Utilisons nos armes : la parole et le droit.
La parole doit nous permettre de dénoncer et de résister. Dénoncer les gouvernements et l’Union Européenne qui, en aucune façon, n’agissent sérieusement pour défendre les avocats. Jean-Marc AYRAULT, lors de la remise du Prix des Droits de l’Homme 2016 de la République Française, a affirmé que « le respect des Droits de l’Homme était un enjeu d’avenir ». Dans ce cas, on ne peut être qu’effrayer par l’impuissance globale des démocraties. Il est vrai qu’on ne peut, simultanément, dénoncer les atteintes aux Droits de l’Homme et vendre du matériel militaire ou d’autres produits en murmurant à l’oreille de ses dirigeants de « dictature ».
L’Europe est en train d’oublier ses valeurs fondamentales et sa boussole que constituent les Droits de l’Homme. On ne prend plus en considération que le flux des marchandises, des services et des capitaux et on oublie la liberté des hommes et des femmes.
Mais, n’utiliser que la dénonciation est insuffisant.
Il faut délivrer des « Prix des Droits de l’Homme » aux avocats. C’est rare et précieux. Cela apparait insignifiant mais parfois cela peut sauver la vie de certains avocats et notamment en Chine où cela leur assure une forme de protection du fait de cette notoriété soudaine.
Il faut multiplier les lettres adressées à l’Union Européenne, au service européen pour l’action extérieure (Fédérica MOGHERINI), au représentant spécial de l’Union Européenne pour les Droits de l’Homme (STAVROS LAMBRINIDIS, que le C.C.B.E a reçu pour la session plénière du mois décembre 2016), adresser des lettres à la Commission Européenne, au Parlement et à la représentation de l’Union Européenne auprès du pays concerné, à vos parlementaires ou aux amicales de parlementaires jumelées avec tel ou tel pays.
Il faut également adresser des lettres aux gouvernements concernés et à leurs dirigeants pour montrer que ces avocats ne sont pas oubliés. Il faut les relancer régulièrement.

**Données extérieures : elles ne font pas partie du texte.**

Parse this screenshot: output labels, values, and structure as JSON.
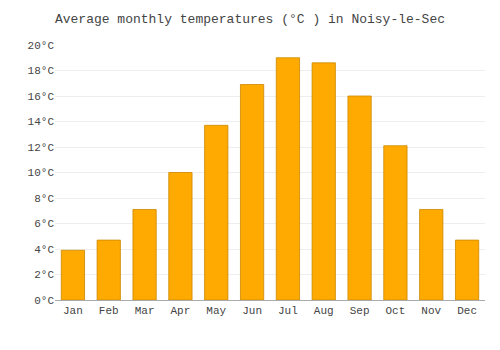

Il faut participer au réseau « défense de la défense » que le C.C.B.E. a lancé aux fins d’améliorer les chances d’information et de coopération entre les différents acteurs, barreaux et organisations d’avocats actifs dans le soutien aux avocats en danger mais également organisations non-gouvernementales qui ne sont pas forcément des organisations d’avocats. D’autres organisations et barreaux se mobilisent et font un travail admirable (U.I.A., F.B.E, Observatoire International des Avocats en Danger, …).
Le Conseil des Barreaux Européens, sous ma présidence, a lancé deux projets :
une plateforme pour la protection des avocats (soit au niveau du Conseil de l’Europe, soit au niveau mondial avec le mécanisme PROTEC DEFENDERS.EU gérée par 12 O.N.G. des droits de l’Homme). Cette solutions va aboutir et sera semblable à la plateforme qui existe aux fins de renforcer la protection des journalistes.
Une convention relative à la profession d’avocat qui serait publiée par le Conseil de l’Europe. Il y a eu un accord favorable de la Commission des Droits de l’Homme qui va désigner une rapporteure. C’est une longue marche mais elle est indispensable car ce texte adopté au niveau du Conseil de l’Europe pourra être étendu au niveau mondial.
Une communauté comme celle des avocats ne peut vivre sans un dessein, sans objectifs, sans utopies. En bref, nous devons voir le monde tel qu’il est et vouloir le changer quand même.